Nigerian police name blast suspects
Abuja - Nigerian police named two men as masterminds of two deadly independence day car bombings after President Goodluck Jonathan said a "small terrorist group" based abroad was behind the attacks.
Police said on Sunday the perpetrators had intended to "commit mass murder" and distributed photos and other details of the two suspects, identifying them as Nigerian citizens Chima Orlu and Ben Jessy.
"An arrest has been made by the police in connection with the incident," the police statement said.
It also provided a death toll of 10 from the blasts, despite Abuja police having given the figure as 12.
The attacks near celebrations marking the west African nation's 50 years of independence were followed by a claim of responsibility by Nigeria's main rebel group.
But Jonathan said the perpetrators were "a small terrorist group that resides outside Nigeria that was paid by some people...
"We are on their trail and I promise Nigerians that the matter will be investigated to the last, and until everybody that is connected is brought to book, we will not rest. Government will no longer condone this culture of impunity."
Statements in the name of Nigerian militant group Mend have claimed responsibility for the bombings, but Jonathan seemed to cast doubt on the author of the claim.

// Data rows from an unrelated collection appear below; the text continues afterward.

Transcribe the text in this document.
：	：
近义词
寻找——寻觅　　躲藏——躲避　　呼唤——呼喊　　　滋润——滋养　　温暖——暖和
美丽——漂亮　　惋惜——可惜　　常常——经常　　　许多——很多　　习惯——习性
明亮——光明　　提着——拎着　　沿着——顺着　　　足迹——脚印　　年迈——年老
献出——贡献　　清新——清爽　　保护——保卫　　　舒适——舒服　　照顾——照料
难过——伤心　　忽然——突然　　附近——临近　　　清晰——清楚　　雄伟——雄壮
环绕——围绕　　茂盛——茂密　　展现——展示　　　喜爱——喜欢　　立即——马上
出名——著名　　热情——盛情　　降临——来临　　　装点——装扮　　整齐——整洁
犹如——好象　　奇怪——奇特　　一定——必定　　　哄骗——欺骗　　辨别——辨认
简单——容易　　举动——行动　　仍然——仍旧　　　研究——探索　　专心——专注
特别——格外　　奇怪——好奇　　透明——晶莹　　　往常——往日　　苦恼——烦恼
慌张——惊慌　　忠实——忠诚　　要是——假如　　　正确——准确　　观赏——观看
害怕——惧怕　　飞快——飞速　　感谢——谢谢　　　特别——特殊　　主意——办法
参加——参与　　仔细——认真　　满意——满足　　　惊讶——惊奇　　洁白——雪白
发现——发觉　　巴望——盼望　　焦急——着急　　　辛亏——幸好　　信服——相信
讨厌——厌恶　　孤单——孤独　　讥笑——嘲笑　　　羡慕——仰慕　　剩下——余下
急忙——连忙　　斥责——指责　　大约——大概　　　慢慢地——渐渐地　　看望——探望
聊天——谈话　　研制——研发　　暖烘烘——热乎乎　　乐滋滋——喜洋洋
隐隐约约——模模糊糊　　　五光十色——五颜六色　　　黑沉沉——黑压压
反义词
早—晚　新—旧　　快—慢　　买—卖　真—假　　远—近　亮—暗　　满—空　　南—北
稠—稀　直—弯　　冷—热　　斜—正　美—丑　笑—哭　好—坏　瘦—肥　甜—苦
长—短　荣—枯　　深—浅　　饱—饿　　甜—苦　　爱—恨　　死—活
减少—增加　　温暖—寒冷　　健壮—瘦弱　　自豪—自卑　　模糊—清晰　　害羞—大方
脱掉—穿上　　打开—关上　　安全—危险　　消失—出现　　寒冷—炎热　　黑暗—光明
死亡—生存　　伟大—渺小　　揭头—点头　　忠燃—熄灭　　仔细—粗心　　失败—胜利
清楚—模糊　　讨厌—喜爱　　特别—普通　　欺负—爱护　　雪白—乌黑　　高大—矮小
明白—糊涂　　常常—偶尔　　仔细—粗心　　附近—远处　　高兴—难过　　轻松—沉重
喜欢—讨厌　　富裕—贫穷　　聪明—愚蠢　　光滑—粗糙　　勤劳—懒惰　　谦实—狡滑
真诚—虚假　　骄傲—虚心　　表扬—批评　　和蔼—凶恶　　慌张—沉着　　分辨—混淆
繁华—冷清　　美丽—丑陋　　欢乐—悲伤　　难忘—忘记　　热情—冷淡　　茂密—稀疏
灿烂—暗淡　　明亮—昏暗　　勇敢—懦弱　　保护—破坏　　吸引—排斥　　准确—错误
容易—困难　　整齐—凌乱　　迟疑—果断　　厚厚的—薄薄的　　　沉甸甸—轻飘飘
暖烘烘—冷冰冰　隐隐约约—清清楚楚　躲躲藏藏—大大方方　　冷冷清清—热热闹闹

"There was a statement purported to have been written by Mend, but investigations show that members of Mend have said they don't know about it," the president said.

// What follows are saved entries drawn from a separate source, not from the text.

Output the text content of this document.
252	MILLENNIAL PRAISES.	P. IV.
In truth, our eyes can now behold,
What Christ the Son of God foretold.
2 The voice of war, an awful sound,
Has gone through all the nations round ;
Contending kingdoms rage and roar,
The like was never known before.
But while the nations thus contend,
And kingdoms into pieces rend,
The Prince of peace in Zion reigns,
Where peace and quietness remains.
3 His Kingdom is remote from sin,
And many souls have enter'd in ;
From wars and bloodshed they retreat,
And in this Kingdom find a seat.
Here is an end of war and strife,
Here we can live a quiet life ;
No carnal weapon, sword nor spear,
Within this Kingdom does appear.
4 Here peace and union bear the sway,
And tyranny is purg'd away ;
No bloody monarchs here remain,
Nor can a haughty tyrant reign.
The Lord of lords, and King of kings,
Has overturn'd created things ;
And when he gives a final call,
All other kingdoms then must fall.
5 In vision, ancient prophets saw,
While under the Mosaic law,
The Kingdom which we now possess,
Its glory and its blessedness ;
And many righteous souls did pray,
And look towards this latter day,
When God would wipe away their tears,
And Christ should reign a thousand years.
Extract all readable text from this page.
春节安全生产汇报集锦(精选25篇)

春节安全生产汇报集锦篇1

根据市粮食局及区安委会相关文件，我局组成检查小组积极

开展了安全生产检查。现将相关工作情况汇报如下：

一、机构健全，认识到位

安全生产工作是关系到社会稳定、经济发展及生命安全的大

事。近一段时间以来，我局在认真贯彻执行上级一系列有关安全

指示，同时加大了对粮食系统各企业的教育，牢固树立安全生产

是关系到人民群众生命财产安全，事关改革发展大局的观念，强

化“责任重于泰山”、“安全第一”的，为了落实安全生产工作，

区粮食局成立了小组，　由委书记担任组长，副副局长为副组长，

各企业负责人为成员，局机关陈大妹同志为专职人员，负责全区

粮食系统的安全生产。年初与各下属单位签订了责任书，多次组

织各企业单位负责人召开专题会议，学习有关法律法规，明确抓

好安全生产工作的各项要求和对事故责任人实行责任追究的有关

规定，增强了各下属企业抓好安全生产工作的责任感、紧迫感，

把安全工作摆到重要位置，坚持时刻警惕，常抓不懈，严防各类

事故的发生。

"Anybody who thinks that he can come under the cover of Niger Delta struggle to perpetrate violence and criminality, your time is over. We will no longer tolerate it, we will not accept it, the security agents are on their trail, and Nigerians will soon know the actors behind this evil."
Mend - the Movement for the Emancipation of the Niger Delta - has claimed to be fighting for a fairer distribution of oil revenue.
It has carried out scores of attacks in the Niger Delta, the country's main oil-producing region, but an amnesty deal offered by the government in 2009 has greatly reduced the unrest.
The group, which has been seen as an umbrella organisation for criminal gangs and which police have called "amorphous", had never before struck in the capital and rarely caused such a high number of casualties.
The attack also came ahead of elections due early in 2011.
A statement attributed to Mend sent to media outlets about an hour before the bombs went off warned of the attacks. Further statements claimed responsibility and said authorities were given a five-day advance warning.
The statements are always signed by Jomo Gbomo, believed to be an alias, and come from the same email address.
A spokesperson for the Nigerian intelligence service said authorities were aware of warnings purportedly from the group a number of days before the blasts and security was tightened.
After the attacks, an ex-Mend leader, Henry Okah, was arrested in SA under the country's terrorism and related offences laws. He has not yet been charged and is due to appear in court on Monday, his lawyer said.
He has denied any involvement in the car bombings, according to his lawyer, Piet du Plessis.
Okah was arrested in Angola three years ago and later transferred to Nigerian custody. He was released last year as part of the amnesty programme and has a home in SA.
Another statement in the name of Mend on Saturday said that "Okah has never been involved in any Mend operations but has always been blamed for every attack, which is strange to us".